2018年5月に九州限定で発売した際には、日本のコカ・コーラシステムがアルコール飲料を開発・発売するのは初めてということもあって注目され、発売直後は品切れになる店舗も少なくなかった。ただ、その後も話題性だけで終わることなく、現在まで九州地域で好調な売れ行きを続けており、全国発売されれば大きな話題となりそうだ。

「檸檬堂」は、こだわりレモンサワー専門ブランドとして誕生。「定番レモン」(Alc.5%)、「塩レモン」(Alc.7%)、「はちみつレモン」(Alc.3%)の3品でスタートし、今年2月には新たにアルコール度数9%で、果実1.5個分のレモン果汁を使用した「檸檬堂 鬼レモン」を九州限定で発売している。人工甘味料は不使用。全商品350ml缶で税抜150円。

同ブランドは、日本各地の酒場で提供されるおいしいレモンサワーのこだわりに学び、焼酎を美味しく飲む方法として知られる「前割り焼酎」にヒントを得て、丸ごとすりおろしたレモン果汁とお酒をあらかじめ馴染ませた「前割りレモン」を使用。酒場で人気の味を、アルコール度数や果汁率の異なる4種類のレモンサワーで展開している。

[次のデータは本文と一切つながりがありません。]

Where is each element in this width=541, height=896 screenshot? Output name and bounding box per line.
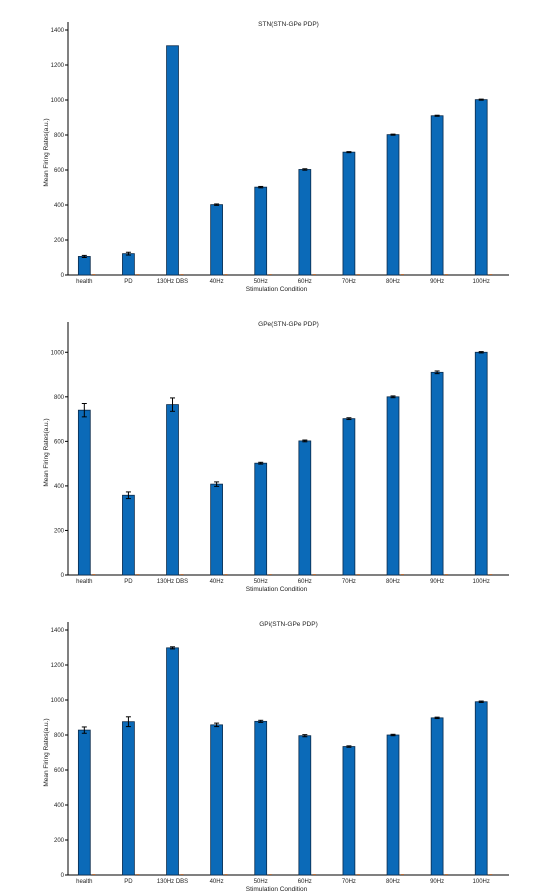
bar bbox=[474, 351, 488, 576]
y-axis-label: Mean Firing Rates(a.u.) bbox=[43, 718, 50, 786]
y-tick-label: 1000 bbox=[51, 98, 65, 104]
bar bbox=[122, 721, 135, 876]
y-tick-label: 600 bbox=[54, 768, 65, 774]
x-tick-label: 90Hz bbox=[430, 279, 444, 285]
x-tick-label: 100Hz bbox=[473, 579, 490, 585]
bar bbox=[474, 701, 488, 876]
y-tick-label: 400 bbox=[54, 484, 65, 490]
y-tick-label: 1000 bbox=[51, 698, 65, 704]
y-tick-label: 600 bbox=[54, 439, 65, 445]
x-tick-label: health bbox=[76, 279, 92, 285]
y-tick-label: 1400 bbox=[51, 28, 65, 34]
x-tick-label: 50Hz bbox=[254, 579, 268, 585]
bar bbox=[342, 746, 356, 876]
bar bbox=[386, 734, 400, 876]
y-tick-label: 1000 bbox=[51, 350, 65, 356]
bar bbox=[122, 494, 135, 576]
y-tick-label: 800 bbox=[54, 733, 65, 739]
x-tick-label: PD bbox=[124, 879, 133, 885]
bar bbox=[77, 729, 91, 876]
x-tick-label: 100Hz bbox=[473, 879, 490, 885]
y-tick-label: 600 bbox=[54, 168, 65, 174]
x-tick-label: 60Hz bbox=[298, 279, 312, 285]
y-tick-label: 800 bbox=[54, 395, 65, 401]
x-tick-label: 60Hz bbox=[298, 579, 312, 585]
bar bbox=[210, 483, 223, 576]
x-tick-label: 90Hz bbox=[430, 879, 444, 885]
x-tick-label: 130Hz DBS bbox=[157, 279, 188, 285]
x-tick-label: health bbox=[76, 579, 92, 585]
x-tick-label: 40Hz bbox=[210, 579, 224, 585]
x-tick-label: health bbox=[76, 879, 92, 885]
x-tick-label: 40Hz bbox=[210, 879, 224, 885]
y-tick-label: 0 bbox=[61, 273, 65, 279]
x-tick-label: 80Hz bbox=[386, 279, 400, 285]
bar bbox=[474, 99, 488, 276]
bar bbox=[342, 151, 356, 276]
x-tick-label: 70Hz bbox=[342, 279, 356, 285]
bar bbox=[342, 418, 356, 576]
x-tick-label: 90Hz bbox=[430, 579, 444, 585]
bar bbox=[210, 724, 223, 876]
bar bbox=[430, 115, 444, 276]
y-tick-label: 200 bbox=[54, 528, 65, 534]
x-tick-label: 40Hz bbox=[210, 279, 224, 285]
bar bbox=[254, 720, 268, 876]
chart-title: STN(STN-GPe PDP) bbox=[258, 21, 319, 28]
bar bbox=[77, 409, 91, 576]
y-tick-label: 1200 bbox=[51, 63, 65, 69]
bar bbox=[166, 45, 179, 276]
x-tick-label: 70Hz bbox=[342, 579, 356, 585]
y-tick-label: 1200 bbox=[51, 663, 65, 669]
x-tick-label: 130Hz DBS bbox=[157, 579, 188, 585]
y-axis-label: Mean Firing Rates(a.u.) bbox=[43, 418, 50, 486]
y-tick-label: 0 bbox=[61, 573, 65, 579]
x-tick-label: 60Hz bbox=[298, 879, 312, 885]
x-axis-label: Stimulation Condition bbox=[246, 286, 308, 293]
chart-title: GPi(STN-GPe PDP) bbox=[259, 621, 318, 628]
bar bbox=[298, 169, 312, 276]
y-tick-label: 400 bbox=[54, 803, 65, 809]
x-tick-label: 100Hz bbox=[473, 279, 490, 285]
x-tick-label: 80Hz bbox=[386, 579, 400, 585]
bar bbox=[298, 735, 312, 876]
bar bbox=[166, 404, 179, 576]
x-tick-label: 80Hz bbox=[386, 879, 400, 885]
y-tick-label: 1400 bbox=[51, 628, 65, 634]
bar bbox=[430, 371, 444, 576]
bar bbox=[254, 462, 268, 576]
x-tick-label: PD bbox=[124, 279, 133, 285]
x-axis-label: Stimulation Condition bbox=[246, 586, 308, 593]
x-axis-label: Stimulation Condition bbox=[246, 886, 308, 893]
bar bbox=[166, 647, 179, 876]
bar bbox=[298, 440, 312, 576]
bar bbox=[77, 256, 91, 276]
bar bbox=[122, 253, 135, 276]
bar bbox=[210, 204, 223, 276]
y-tick-label: 800 bbox=[54, 133, 65, 139]
bar bbox=[430, 717, 444, 876]
x-tick-label: 70Hz bbox=[342, 879, 356, 885]
y-axis-label: Mean Firing Rates(a.u.) bbox=[43, 118, 50, 186]
bar bbox=[386, 134, 400, 276]
x-tick-label: 50Hz bbox=[254, 879, 268, 885]
x-tick-label: 130Hz DBS bbox=[157, 879, 188, 885]
y-tick-label: 200 bbox=[54, 838, 65, 844]
bar bbox=[386, 396, 400, 576]
x-tick-label: 50Hz bbox=[254, 279, 268, 285]
y-tick-label: 400 bbox=[54, 203, 65, 209]
x-tick-label: PD bbox=[124, 579, 133, 585]
chart-title: GPe(STN-GPe PDP) bbox=[258, 321, 319, 328]
y-tick-label: 0 bbox=[61, 873, 65, 879]
bar bbox=[254, 186, 268, 276]
y-tick-label: 200 bbox=[54, 238, 65, 244]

チューハイ・サワーなどの低アルコール飲料市場は昨年まで11年連続でプラスとなり、今年上半期(1~6月)の出荷数量も前年比11%増と好調ぶりを維持している。「檸檬堂」の全国展開が実現すれば、生活者にとって選択の幅が広くなり、低アルコール飲料市場はさらに活性化しそうだ。